We must move away from “passive” reviewing to “active” verification. In conferences, this could mean reviewers must correctly answer three specific comprehension questions set by the authors (e.g., “What is the specific value of hyperparameter $\alpha$?”) before their score is registered. This directly counters “automated indifference” because a lazy reviewer or an LLM cannot easily perform specific, context-heavy verification tasks without hallucinating.

De-Scaling: The Federation Model

Centralized systems handling 21,000 submissions inevitably default to noise. We should break the monolithic “NeurIPS” into smaller, high-trust, semi-autonomous tracks or sub-conferences that are capped in size.

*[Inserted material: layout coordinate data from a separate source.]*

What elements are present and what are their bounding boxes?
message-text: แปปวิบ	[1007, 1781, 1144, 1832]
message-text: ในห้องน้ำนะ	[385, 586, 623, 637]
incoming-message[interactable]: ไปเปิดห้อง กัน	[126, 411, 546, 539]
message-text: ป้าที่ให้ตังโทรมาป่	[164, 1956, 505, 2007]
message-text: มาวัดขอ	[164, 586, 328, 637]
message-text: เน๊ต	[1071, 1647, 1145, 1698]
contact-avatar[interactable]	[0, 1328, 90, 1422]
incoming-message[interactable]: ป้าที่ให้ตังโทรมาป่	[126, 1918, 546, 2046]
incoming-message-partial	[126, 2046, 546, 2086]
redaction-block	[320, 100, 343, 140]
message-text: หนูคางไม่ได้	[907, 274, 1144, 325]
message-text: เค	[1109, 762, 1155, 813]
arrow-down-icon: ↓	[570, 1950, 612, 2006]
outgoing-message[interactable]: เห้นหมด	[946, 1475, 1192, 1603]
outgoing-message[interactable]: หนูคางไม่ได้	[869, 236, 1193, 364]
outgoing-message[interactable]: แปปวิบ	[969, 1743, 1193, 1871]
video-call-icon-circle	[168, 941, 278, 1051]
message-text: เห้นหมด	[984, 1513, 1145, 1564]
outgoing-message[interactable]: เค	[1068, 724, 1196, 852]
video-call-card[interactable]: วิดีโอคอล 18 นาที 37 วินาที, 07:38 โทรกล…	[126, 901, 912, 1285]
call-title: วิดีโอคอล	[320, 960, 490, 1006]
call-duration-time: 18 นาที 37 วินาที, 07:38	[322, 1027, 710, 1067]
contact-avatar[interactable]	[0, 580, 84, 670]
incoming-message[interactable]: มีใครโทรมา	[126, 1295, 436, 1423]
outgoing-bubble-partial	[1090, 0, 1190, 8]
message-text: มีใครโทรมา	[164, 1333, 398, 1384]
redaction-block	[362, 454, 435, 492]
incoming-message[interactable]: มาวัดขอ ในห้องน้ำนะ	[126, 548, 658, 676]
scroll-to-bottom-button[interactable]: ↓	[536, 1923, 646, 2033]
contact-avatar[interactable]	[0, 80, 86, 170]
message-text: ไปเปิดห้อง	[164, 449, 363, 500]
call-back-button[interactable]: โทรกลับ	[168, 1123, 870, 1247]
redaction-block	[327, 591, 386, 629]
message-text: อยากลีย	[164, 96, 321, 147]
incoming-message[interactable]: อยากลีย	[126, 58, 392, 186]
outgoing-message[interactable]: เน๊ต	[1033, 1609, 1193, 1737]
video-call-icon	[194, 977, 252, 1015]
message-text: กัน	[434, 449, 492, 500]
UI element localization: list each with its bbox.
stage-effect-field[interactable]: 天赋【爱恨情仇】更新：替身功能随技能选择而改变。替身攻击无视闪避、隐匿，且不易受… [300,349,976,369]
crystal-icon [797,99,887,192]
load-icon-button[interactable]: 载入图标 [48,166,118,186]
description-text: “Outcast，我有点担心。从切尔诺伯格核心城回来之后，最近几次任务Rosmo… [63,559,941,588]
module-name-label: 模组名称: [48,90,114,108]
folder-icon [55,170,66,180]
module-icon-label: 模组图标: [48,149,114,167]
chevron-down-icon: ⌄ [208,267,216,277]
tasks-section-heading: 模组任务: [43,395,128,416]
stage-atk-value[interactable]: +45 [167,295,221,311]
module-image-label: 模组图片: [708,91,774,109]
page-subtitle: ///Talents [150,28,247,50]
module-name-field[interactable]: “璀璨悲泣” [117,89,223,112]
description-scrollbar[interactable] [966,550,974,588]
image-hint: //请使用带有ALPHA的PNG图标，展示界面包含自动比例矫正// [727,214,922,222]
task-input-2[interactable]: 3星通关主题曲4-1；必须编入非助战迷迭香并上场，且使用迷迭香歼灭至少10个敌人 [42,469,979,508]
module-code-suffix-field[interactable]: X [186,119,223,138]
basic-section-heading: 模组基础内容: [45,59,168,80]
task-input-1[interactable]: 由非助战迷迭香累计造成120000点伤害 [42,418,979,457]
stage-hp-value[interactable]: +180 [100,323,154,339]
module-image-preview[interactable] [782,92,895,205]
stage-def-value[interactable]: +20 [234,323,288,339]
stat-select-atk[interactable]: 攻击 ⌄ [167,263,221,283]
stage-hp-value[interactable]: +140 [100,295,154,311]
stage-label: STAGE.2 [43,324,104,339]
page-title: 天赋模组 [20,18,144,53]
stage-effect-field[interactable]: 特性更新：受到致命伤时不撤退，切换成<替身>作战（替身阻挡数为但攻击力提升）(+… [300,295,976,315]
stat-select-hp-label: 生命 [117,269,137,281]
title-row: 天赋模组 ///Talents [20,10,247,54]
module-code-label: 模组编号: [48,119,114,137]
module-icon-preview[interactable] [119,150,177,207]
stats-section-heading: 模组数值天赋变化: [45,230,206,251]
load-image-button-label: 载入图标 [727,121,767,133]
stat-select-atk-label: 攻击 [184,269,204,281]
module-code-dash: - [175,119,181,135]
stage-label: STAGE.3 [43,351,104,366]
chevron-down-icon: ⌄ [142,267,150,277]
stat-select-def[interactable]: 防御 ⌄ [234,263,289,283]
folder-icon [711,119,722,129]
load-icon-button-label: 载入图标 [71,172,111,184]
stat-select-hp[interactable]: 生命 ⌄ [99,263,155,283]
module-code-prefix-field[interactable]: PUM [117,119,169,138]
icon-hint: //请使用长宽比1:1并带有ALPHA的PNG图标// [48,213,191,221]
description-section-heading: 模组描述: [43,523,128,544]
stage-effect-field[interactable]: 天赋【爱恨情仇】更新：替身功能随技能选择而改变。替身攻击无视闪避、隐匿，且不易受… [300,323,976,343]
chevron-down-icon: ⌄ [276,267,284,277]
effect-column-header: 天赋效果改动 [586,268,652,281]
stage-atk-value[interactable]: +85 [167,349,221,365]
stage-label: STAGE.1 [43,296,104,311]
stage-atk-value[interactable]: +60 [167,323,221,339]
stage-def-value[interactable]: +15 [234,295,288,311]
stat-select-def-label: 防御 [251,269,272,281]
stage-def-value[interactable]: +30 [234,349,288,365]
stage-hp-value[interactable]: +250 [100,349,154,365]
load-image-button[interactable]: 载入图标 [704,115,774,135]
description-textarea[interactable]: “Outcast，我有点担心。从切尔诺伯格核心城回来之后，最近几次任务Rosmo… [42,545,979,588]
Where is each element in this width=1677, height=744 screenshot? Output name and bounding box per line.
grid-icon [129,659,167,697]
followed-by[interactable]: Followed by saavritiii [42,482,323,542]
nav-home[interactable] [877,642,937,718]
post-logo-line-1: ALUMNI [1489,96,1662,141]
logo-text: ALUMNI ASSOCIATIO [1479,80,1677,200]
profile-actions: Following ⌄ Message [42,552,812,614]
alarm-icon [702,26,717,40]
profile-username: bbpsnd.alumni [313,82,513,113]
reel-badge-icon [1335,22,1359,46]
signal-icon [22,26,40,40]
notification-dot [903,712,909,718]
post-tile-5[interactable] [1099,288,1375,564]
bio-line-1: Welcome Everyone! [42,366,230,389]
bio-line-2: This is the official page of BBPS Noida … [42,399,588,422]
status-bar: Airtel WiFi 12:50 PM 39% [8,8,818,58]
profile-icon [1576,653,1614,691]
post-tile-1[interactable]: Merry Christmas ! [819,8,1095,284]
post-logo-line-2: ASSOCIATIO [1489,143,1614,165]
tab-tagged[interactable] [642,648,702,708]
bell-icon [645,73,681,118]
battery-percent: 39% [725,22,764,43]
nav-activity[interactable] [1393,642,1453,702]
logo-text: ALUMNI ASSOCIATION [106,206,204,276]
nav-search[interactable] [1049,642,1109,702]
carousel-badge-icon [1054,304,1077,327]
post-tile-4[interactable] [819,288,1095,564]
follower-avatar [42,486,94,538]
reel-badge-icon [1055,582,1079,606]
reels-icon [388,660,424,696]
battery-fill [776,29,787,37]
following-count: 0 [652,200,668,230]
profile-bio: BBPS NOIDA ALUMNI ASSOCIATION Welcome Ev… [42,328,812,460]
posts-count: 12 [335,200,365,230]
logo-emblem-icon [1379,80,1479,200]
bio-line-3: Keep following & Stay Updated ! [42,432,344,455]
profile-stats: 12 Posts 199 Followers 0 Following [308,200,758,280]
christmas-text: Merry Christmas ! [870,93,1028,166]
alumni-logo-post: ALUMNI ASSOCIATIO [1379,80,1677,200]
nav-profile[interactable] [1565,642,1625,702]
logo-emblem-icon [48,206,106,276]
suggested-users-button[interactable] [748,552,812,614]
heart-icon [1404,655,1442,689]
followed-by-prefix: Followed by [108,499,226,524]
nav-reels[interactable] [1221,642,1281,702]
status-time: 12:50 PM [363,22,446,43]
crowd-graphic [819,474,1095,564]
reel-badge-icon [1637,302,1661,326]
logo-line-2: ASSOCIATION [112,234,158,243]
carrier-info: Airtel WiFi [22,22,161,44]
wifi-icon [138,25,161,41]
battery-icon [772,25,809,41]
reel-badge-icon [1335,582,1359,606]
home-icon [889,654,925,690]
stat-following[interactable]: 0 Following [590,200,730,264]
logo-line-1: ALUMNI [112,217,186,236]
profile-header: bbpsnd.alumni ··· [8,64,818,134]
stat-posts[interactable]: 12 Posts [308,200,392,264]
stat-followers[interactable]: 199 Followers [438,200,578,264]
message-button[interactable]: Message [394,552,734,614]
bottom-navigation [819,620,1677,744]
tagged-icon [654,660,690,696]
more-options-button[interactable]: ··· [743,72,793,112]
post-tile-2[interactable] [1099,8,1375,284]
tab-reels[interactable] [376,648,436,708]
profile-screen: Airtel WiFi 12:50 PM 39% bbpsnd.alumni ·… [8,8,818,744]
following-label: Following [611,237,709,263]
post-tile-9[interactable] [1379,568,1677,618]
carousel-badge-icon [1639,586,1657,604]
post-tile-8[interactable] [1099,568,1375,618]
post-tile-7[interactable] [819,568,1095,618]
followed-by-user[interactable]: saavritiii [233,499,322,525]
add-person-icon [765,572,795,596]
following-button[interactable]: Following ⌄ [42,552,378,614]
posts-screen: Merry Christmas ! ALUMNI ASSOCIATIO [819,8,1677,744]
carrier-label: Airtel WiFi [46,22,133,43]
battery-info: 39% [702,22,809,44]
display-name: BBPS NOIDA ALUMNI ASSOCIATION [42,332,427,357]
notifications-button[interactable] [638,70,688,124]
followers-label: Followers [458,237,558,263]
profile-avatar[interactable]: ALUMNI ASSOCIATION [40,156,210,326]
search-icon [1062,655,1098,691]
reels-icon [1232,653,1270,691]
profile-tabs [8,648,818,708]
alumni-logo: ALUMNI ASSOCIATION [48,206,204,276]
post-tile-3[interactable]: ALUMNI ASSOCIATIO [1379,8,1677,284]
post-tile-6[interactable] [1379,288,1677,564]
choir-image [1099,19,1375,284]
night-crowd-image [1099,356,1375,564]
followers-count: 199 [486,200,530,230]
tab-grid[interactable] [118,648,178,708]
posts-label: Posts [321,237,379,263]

Acceptance is determined by local peers who actually know the work, allowing the “distinct voices” of experts to be heard over the statistical noise of a massive general pool.

Cap-and-Trade for Submissions

We need to artificially constrain the supply of content to match the available attention of experts. By limiting senior researchers to a fixed number of submissions per year (e.g., 3 slots as senior author), we force a “quality over quantity” filter at the source. If a researcher has limited slots, they won’t waste one on a half-baked paper that invites an AI-generated review, disrupting the feedback loop of noise.

Until then, if you submitted to NeurIPS 2025 and got a rejection, take a close look at the reviews. If they ask you who Adam is, just remember: It’s not you, it’s them.